Crossover Utilities Set To Rule North America Says Scotiabank Economist

    TORONTO, Oct. 30 /CNW/ - Crossover Utility Vehicles (CUVs) are buoying
Canadian vehicle output, with assemblies surging by nearly 30 per cent through
September, according to the latest Global Auto Report released today by Scotia
Economics. Canada currently produces about 27 per cent of all CUVs assembled
in North America, roughly 10 percentage points higher than our share of the
region's total production.
    CUV output in Canada has benefitted from the assembly of the Ford Edge
and the Lincoln MKX in Oakville, and will get an additional boost in 2008,
when Toyota starts producing the new RAV4 crossover at its new 150,000-unit
facility in Woodstock.
    Despite a three per cent year-over-year decline in overall U.S. vehicle
sales so far this year, purchases of CUVs, compact and mid-size SUVs built on
car platforms, continue to soar throughout North America. U.S. volumes have
surged by 16 per cent this year to 2.1 million units, leapfrogging past sales
of both small cars and pickup trucks. CUVs are now the second-largest segment
in the United States, behind only mid-size cars which have year-to-date sales
of 2.4 million units.
    "CUVs have existed as a segment only since the 2000 model year, and like
Sport Utility Vehicles (SUVs) in the nineties, the segment has witnessed
phenomenal growth, climbing from only seven per cent of overall Canadian and
U.S. vehicle sales in 2002, to more than 17 per cent so far this year.
However, in contrast to the SUV craze which peaked in 2003, demand for
crossovers should continue to expand over the next decade," said Carlos Gomes,
Scotiabank's auto industry specialist. "As a result, we expect CUVs to become
the largest segment in North America next year, overtaking mid-size cars."
    In Canada, CUV volumes have surged by an even faster 25 per cent this
year, partly due to Ottawa's rebate for fuel-efficient vehicles, such as
Chrysler's new crossovers, the Compass and Patriot. These two models have
accounted for seven per cent of the Canadian crossover market this year, more
than double their three per cent share south of the border.
    The popularity of the Big Three's CUVs is partly offsetting double-digit
declines in sales of minivans, SUVs and pickup trucks, segments that account
for more than half of the Big Three overall cars and light truck sales.

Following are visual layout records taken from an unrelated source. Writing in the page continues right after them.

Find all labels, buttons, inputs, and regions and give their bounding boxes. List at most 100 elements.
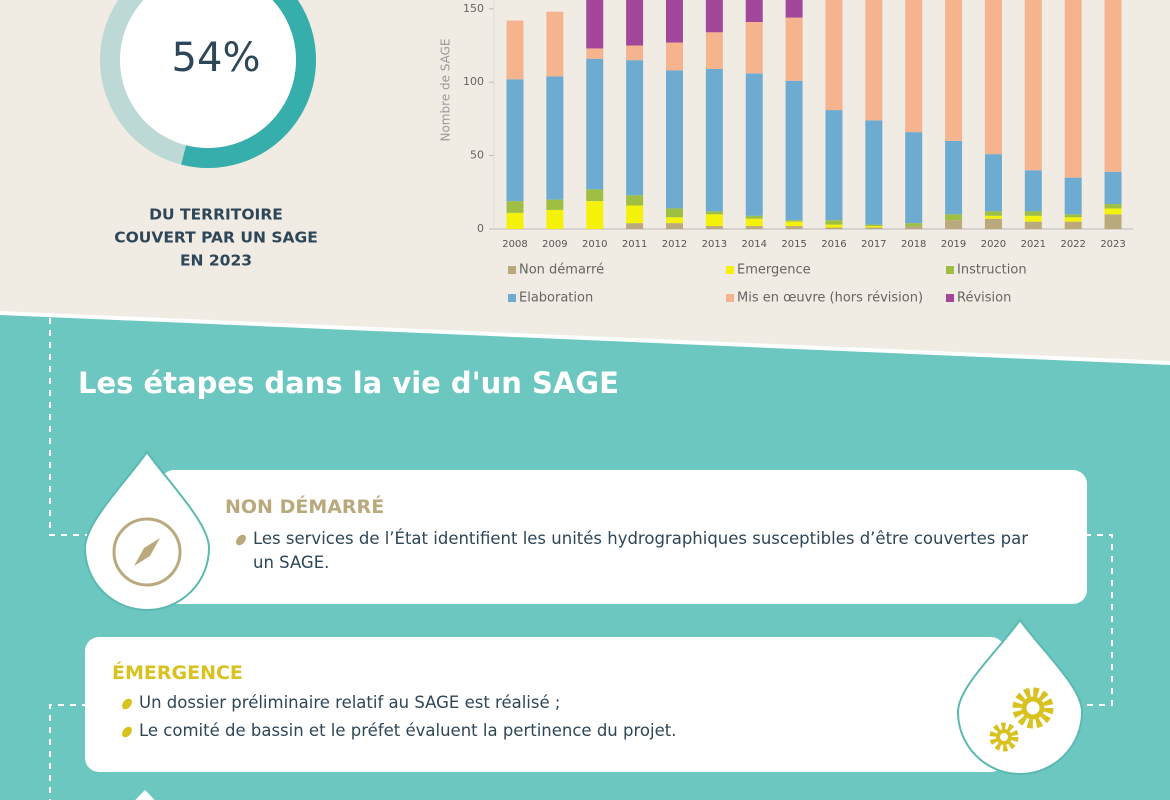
bar-segment (1064, 217, 1082, 222)
bar-segment (1064, 221, 1082, 229)
bar-segment (1104, 204, 1122, 209)
bar-segment (586, 58, 604, 190)
x-tick-label: 2009 (542, 239, 567, 250)
bar-segment (665, 208, 683, 218)
bar-segment (785, 80, 803, 221)
bar-segment (785, 17, 803, 81)
bar-segment (705, 226, 723, 229)
bar-segment (984, 211, 1002, 216)
bar-segment (626, 0, 644, 46)
connector (49, 318, 1113, 800)
bar-segment (626, 205, 644, 224)
legend-swatch (508, 294, 516, 302)
legend-label: Non démarré (519, 263, 604, 278)
bar-segment (825, 224, 843, 228)
bar-segment (705, 32, 723, 69)
bar-segment (506, 79, 524, 202)
bar-segment (1064, 0, 1082, 178)
legend-label: Mis en œuvre (hors révision) (737, 291, 923, 306)
x-tick-label: 2010 (582, 239, 607, 250)
step-bullet: Le comité de bassin et le préfet évaluen… (139, 721, 677, 740)
bar-segment (705, 211, 723, 215)
card (85, 637, 1005, 772)
drop-icon (83, 450, 211, 611)
bar-segment (905, 0, 923, 133)
step-title: NON DÉMARRÉ (225, 496, 385, 518)
bar-segment (1024, 170, 1042, 212)
x-tick-label: 2016 (821, 239, 846, 250)
bar-segment (1024, 0, 1042, 171)
donut-label: 54% (172, 35, 261, 81)
legend-swatch (946, 294, 954, 302)
bar-segment (586, 0, 604, 49)
legend-swatch (508, 266, 516, 274)
bar-segment (665, 0, 683, 43)
x-tick-label: 2008 (502, 239, 527, 250)
bar-segment (506, 201, 524, 213)
bar-segment (865, 227, 883, 229)
step-title: ÉMERGENCE (112, 662, 243, 684)
gears-icon (989, 687, 1054, 752)
bar-segment (865, 120, 883, 225)
bar-segment (1064, 214, 1082, 218)
bar-segment (506, 20, 524, 80)
x-tick-label: 2014 (741, 239, 766, 250)
bar-segment (945, 220, 963, 229)
y-tick-label: 0 (477, 222, 484, 235)
legend-label: Révision (957, 291, 1011, 306)
bar-segment (626, 60, 644, 196)
x-tick-label: 2018 (901, 239, 926, 250)
bar-segment (945, 0, 963, 141)
x-tick-label: 2011 (622, 239, 647, 250)
step-bullet: Un dossier préliminaire relatif au SAGE … (139, 693, 561, 712)
bar-segment (705, 68, 723, 212)
bar-segment (745, 218, 763, 227)
bar-segment (984, 0, 1002, 155)
bar-segment (665, 42, 683, 71)
bar-segment (825, 220, 843, 225)
bar-segment (745, 73, 763, 216)
x-tick-label: 2017 (861, 239, 886, 250)
x-tick-label: 2012 (662, 239, 687, 250)
bar-segment (546, 209, 564, 229)
bar-segment (945, 214, 963, 221)
bar-segment (506, 212, 524, 229)
bar-segment (825, 0, 843, 111)
y-tick-label: 150 (463, 2, 484, 15)
bar-segment (705, 214, 723, 227)
bar-segment (1024, 211, 1042, 216)
x-tick-label: 2015 (781, 239, 806, 250)
bar-segment (1104, 171, 1122, 205)
legend-label: Instruction (957, 263, 1027, 278)
bar-segment (905, 223, 923, 227)
legend-label: Elaboration (519, 291, 593, 306)
bar-segment (984, 154, 1002, 212)
bar-segment (745, 0, 763, 23)
bar-segment (945, 140, 963, 215)
bar-segment (1104, 208, 1122, 215)
bar-segment (626, 223, 644, 229)
legend-swatch (726, 294, 734, 302)
bar-segment (1104, 214, 1122, 229)
bar-segment (546, 76, 564, 200)
x-tick-label: 2013 (702, 239, 727, 250)
bar-segment (825, 227, 843, 229)
bar-segment (825, 110, 843, 221)
x-tick-label: 2021 (1021, 239, 1046, 250)
bar-segment (865, 0, 883, 121)
bar-segment (665, 217, 683, 224)
section-title: Les étapes dans la vie d'un SAGE (78, 366, 619, 400)
bar-segment (705, 0, 723, 33)
bar-segment (905, 226, 923, 229)
bar-segment (785, 220, 803, 222)
bar-segment (546, 199, 564, 210)
bar-segment (586, 201, 604, 229)
donut-hole (120, 0, 296, 148)
bar-segment (745, 226, 763, 229)
compass-icon (112, 517, 182, 587)
bar-segment (586, 48, 604, 59)
band-edge (0, 311, 1170, 365)
bar-segment (1104, 0, 1122, 172)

Crossovers now account for 20 per cent of the Big Three's overall light truck
volumes, up from less than 14 per cent a year ago. CUVs will continue to gain
momentum, as SUVs, minivans and pickups succumb to changing consumer
preferences, due to the fallout from high gasoline prices and a softening U.S.
housing market.
    "While media attention focuses the weakness in SUVs and pickup trucks,
minivans are the worst-hit segment of the U.S. auto markets this year, with
volumes plunging 18 per cent below a year ago," said Mr. Gomes. "Minivan sales
peaked in Canada and the United States at 2.1 million units in 1999, but will
decline to only 1.1 million in 2007, nearly 50 per cent below the peak set
less than a decade ago, as consumer increasingly shift to more attractive
CUVs, which in some cases can seat up to seven people."
    Given double-digit declines in sales of traditional light trucks,
crossovers will be key in stabilizing the Big Three's market share. These
models have already helped lift Detroit's overall share in the United States
back above 51 per cent in both August and September. Detroit's share had
fallen to a record low of less than 50 per cent in July.

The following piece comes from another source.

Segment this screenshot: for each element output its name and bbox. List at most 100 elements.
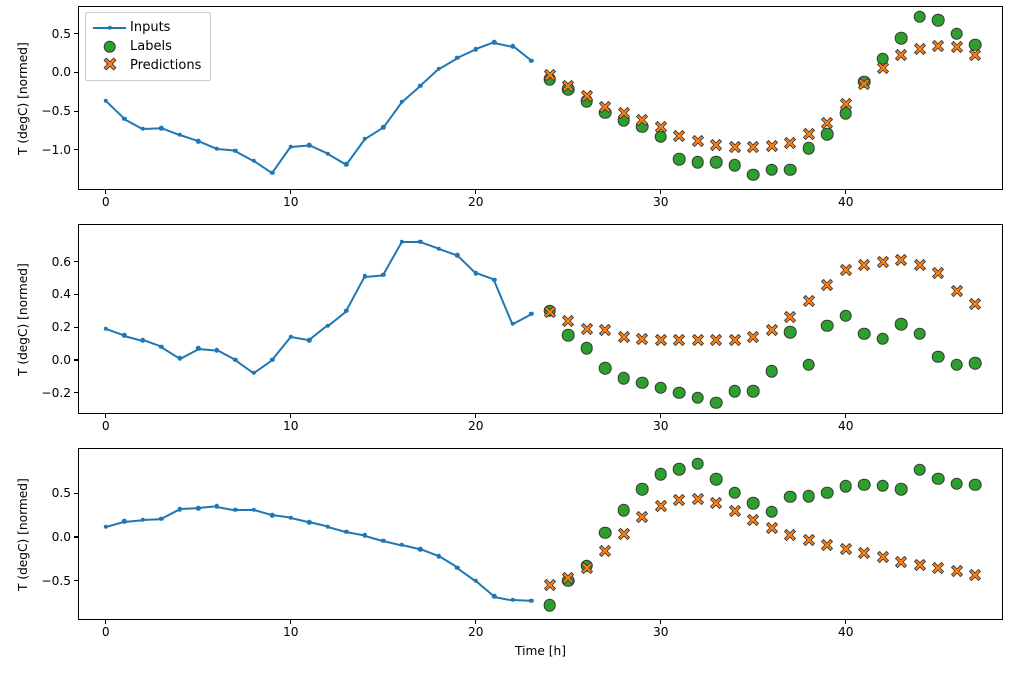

    "With CUVs striking a chord with the public, inventories are low and some
automakers are ramping up production, at a time when overall vehicle
assemblies across North America are set to drop to the lowest level since the
economic downturn of the early 1990s," says Mr. Gomes.

    Global Auto Sales

    Global vehicle sales continue to advance, climbing three per cent through
September, despite ongoing weakness in the mature markets of the United States
and Western Europe. South America has become the fastest-growing region in
2007, with car sales surging by 24 per cent so far this year, led by a
blistering 27 per cent gain in Brazil. China and Brazil are running neck and
neck, competing for the title of fastest-growing auto market. Other large
developing nations, such as India and Russia, also continue to experience
rapid sales gains.
    GM and Ford are benefitting from a robust expansion overseas. GM's global
volumes climbed four per cent in the third quarter, buoyed by a 14 per cent
gain outside of North America. Despite a seven per cent year-over-year decline
in the company's U.S. sales, global purchases were boosted by a 22 per cent
surge in Latin America and a 16 per cent gain in Asia, led by China. Non-U.S.

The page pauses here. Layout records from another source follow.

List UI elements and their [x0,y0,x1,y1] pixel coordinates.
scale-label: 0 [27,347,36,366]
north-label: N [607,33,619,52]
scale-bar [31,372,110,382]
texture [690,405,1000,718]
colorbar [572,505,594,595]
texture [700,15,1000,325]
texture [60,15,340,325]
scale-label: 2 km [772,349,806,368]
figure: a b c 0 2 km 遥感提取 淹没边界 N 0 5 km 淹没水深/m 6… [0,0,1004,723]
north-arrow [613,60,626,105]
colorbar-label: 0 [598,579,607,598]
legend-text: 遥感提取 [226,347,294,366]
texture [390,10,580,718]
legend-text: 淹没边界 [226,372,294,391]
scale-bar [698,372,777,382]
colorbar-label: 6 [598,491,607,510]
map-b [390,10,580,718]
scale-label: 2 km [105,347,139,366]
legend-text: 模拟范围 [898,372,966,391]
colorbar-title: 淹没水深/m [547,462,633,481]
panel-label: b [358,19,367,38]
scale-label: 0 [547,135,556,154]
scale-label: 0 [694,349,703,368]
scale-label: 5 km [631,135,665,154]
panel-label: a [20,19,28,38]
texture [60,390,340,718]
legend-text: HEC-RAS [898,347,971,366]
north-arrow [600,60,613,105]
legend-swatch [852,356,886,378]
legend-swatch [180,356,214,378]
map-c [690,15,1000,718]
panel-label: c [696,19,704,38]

sales now account for about 56 per cent of global volumes at both GM and Ford,
up from about one-third as recently as 2003. Rapid growth in overseas sales
has enabled GM to recapture the global sales title from Toyota, after briefly
being dethroned in the opening months of 2007.

    Scotia Economics provides clients with in-depth research into the factors
shaping the outlook for Canada and the global economy, including macroeconomic
developments, currency and capital market trends, commodity and industry
performance, as well as monetary, fiscal and public policy issues.